Strategy Arena

Privacy-first compute

Backtest on your GPU. Not on our servers. Local GPU backtesting.

Local GPU backtesting makes the machine in front of you part of the research loop. Strategy Arena uses the browser as a controlled compute surface so speed, privacy and reproducibility can be inspected together.

What this is

Local GPU backtesting is the opposite of a hidden cloud benchmark. Instead of uploading a strategy idea, waiting for a queue and trusting a remote number, the browser asks the local device what it can do. Strategy Arena's GPU Arena detects the available graphics path, loads a Bitcoin OHLCV workload and runs a repeatable configuration sweep. The result is not a sales phrase; it is a measured throughput row that can be compared with other submitted machines.

The privacy benefit is simple. Research code and raw experimental loops can stay closer to the user's hardware. Strategy Arena still publishes aggregate leaderboard metadata when a result is submitted, but the benchmark itself does not require exchange credentials, private portfolio data or live trading access. That distinction matters because backtesting tools often blur the line between research convenience and data extraction. Local GPU backtesting keeps the most sensitive part of the loop local by default.

The speed benefit is equally practical. Many trading ideas die not because they are wrong, but because testing them is too slow and the researcher stops iterating. GPU acceleration can change the rhythm: a parameter sweep that feels expensive on CPU becomes an interactive experiment. That does not make the strategy profitable automatically. It does make it easier to reject weak ideas, detect fragile settings and compare robust rules under fees, slippage and embargo.

Strategy Arena is careful about the wording. Local GPU backtesting in the browser currently relies on WebGPU where available, with WASM and CPU fallback when the device or driver cannot create a compute pipeline. The page does not pretend the browser is a full native CUDA workstation. It gives the user a fast, inspectable, privacy-first path for a defined workload, then connects that path to live public measurements. Local GPU backtesting is valuable precisely because it is measurable, limited and repeatable.

That repeatability is the difference between a useful lab and a demo. A local result can be rerun immediately after a browser update, a driver update or a shader fix. If the throughput changes, the researcher sees it. If the GPU path fails, the fallback is visible. This makes local GPU backtesting a practical audit tool for Strategy Arena itself: every new optimization has to survive the user's device, not only the developer's machine.

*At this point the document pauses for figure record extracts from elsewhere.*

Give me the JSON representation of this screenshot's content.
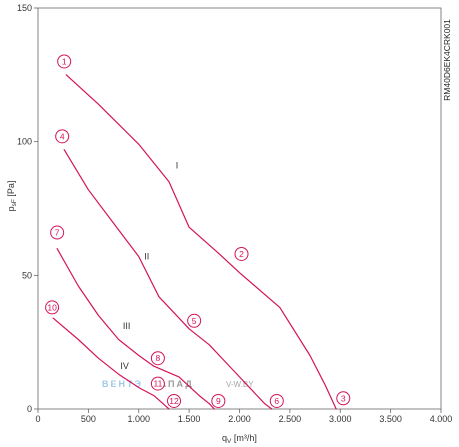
{
  "chart_data": {
    "type": "line",
    "title": "",
    "xlabel_main": "q",
    "xlabel_sub": "V",
    "xlabel_unit": " [m³/h]",
    "ylabel_main": "p",
    "ylabel_sub": "sF",
    "ylabel_unit": " [Pa]",
    "xlim": [
      0,
      4000
    ],
    "ylim": [
      0,
      150
    ],
    "x_ticks": [
      0,
      500,
      1000,
      1500,
      2000,
      2500,
      3000,
      3500,
      4000
    ],
    "x_tick_labels": [
      "0",
      "500",
      "1.000",
      "1.500",
      "2.000",
      "2.500",
      "3.000",
      "3.500",
      "4.000"
    ],
    "y_ticks": [
      0,
      50,
      100,
      150
    ],
    "y_tick_labels": [
      "0",
      "50",
      "100",
      "150"
    ],
    "grid": false,
    "line_color": "#d4145a",
    "series": [
      {
        "name": "I",
        "label_at": [
          1380,
          90
        ],
        "x": [
          280,
          600,
          1000,
          1300,
          1500,
          1800,
          2000,
          2400,
          2700,
          2850,
          2960
        ],
        "y": [
          125,
          114,
          99,
          85,
          68,
          58,
          51,
          38,
          20,
          9,
          0
        ]
      },
      {
        "name": "II",
        "label_at": [
          1080,
          56
        ],
        "x": [
          260,
          500,
          800,
          1000,
          1200,
          1500,
          1700,
          1850,
          2000,
          2150,
          2250,
          2320
        ],
        "y": [
          97,
          82,
          67,
          57,
          42,
          30,
          24,
          18,
          12,
          6,
          2,
          0
        ]
      },
      {
        "name": "III",
        "label_at": [
          880,
          30
        ],
        "x": [
          190,
          400,
          600,
          800,
          1000,
          1150,
          1400,
          1600,
          1700,
          1750
        ],
        "y": [
          60,
          46,
          35,
          26,
          20,
          16,
          12,
          5,
          2,
          0
        ]
      },
      {
        "name": "IV",
        "label_at": [
          860,
          15
        ],
        "x": [
          150,
          400,
          600,
          800,
          1000,
          1150,
          1270,
          1300
        ],
        "y": [
          34,
          26,
          19,
          13,
          8,
          5,
          1,
          0
        ]
      }
    ],
    "markers": [
      {
        "label": "1",
        "x": 260,
        "y": 130
      },
      {
        "label": "2",
        "x": 2020,
        "y": 58
      },
      {
        "label": "3",
        "x": 3030,
        "y": 4
      },
      {
        "label": "4",
        "x": 240,
        "y": 102
      },
      {
        "label": "5",
        "x": 1550,
        "y": 33
      },
      {
        "label": "6",
        "x": 2370,
        "y": 3
      },
      {
        "label": "7",
        "x": 190,
        "y": 66
      },
      {
        "label": "8",
        "x": 1190,
        "y": 19
      },
      {
        "label": "9",
        "x": 1790,
        "y": 3
      },
      {
        "label": "10",
        "x": 140,
        "y": 38
      },
      {
        "label": "11",
        "x": 1190,
        "y": 9.5
      },
      {
        "label": "12",
        "x": 1350,
        "y": 3
      }
    ],
    "side_code": "RM40D6EK4CRK001",
    "watermark": {
      "part1": "ВЕНТЭ",
      "part2": "ЗАПАД",
      "part3": "V-W.BY"
    }
  }
}
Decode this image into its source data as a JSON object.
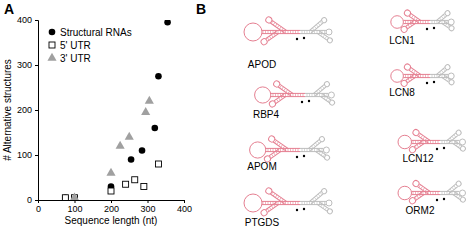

The workflow also fits the current state of the platform. Strategy Arena has many strategies, allocators and shadow experiments, but the honest bottleneck is validation. Faster local sweeps help identify which hypotheses deserve expensive Monte Carlo tests and which should be discarded. Local GPU backtesting is not the final verdict; it is the fast first filter that keeps the research queue clean.

Real benchmark snapshot

The table below uses current public GPU Arena rows sampled on 2026-05-18. Local GPU backtesting should be judged against real submissions, not placeholder hardware fantasies.

HardwarePlatformConfigsElapsedScoreDate
NVIDIA RTX 4080 SUPERWin3265,5360.0659s994,476.4792026-05-18
llvmpipe LLVM 20.1.8Linux x86_644,0960.0126s324,582.3932026-05-18
NVIDIA RTX 4080 SUPERWin324,0960.0170s240,941.1762026-05-18
NVIDIA RTX 4080 SUPERWin3216,3840.1336s122,634.7312026-05-18

Source: `/api/gpu-arena/leaderboard`. Public submissions only.

How to use it

Check support

Open GPU Arena and let the browser detect WebGPU, WebGL renderer and adapter class before any benchmark starts.

Run locally

Start the workload and watch whether the page uses GPU compute or the stable fallback kernel.

Read the result

Compare configs, elapsed time and score with existing leaderboard rows. Repeat to understand device variance.

Use the signal

Apply the speed gain to research loops that need many honest sweeps, not to unsupported profit claims.

FAQ

Why local instead of cloud?

Local execution reduces privacy exposure and gives the user direct feedback about the hardware actually running the workload.

Does it need an NVIDIA card?

No. WebGPU is portable. NVIDIA cards can be fast, but the page can also run on other compatible adapters or fallback paths.

Is this a production trading engine?

No. It is a research and benchmark surface. Production trading requires separate risk controls, data validation and live monitoring.

What makes it useful?

It shortens the time between hypothesis and rejection. That is often more valuable than another decorative model name.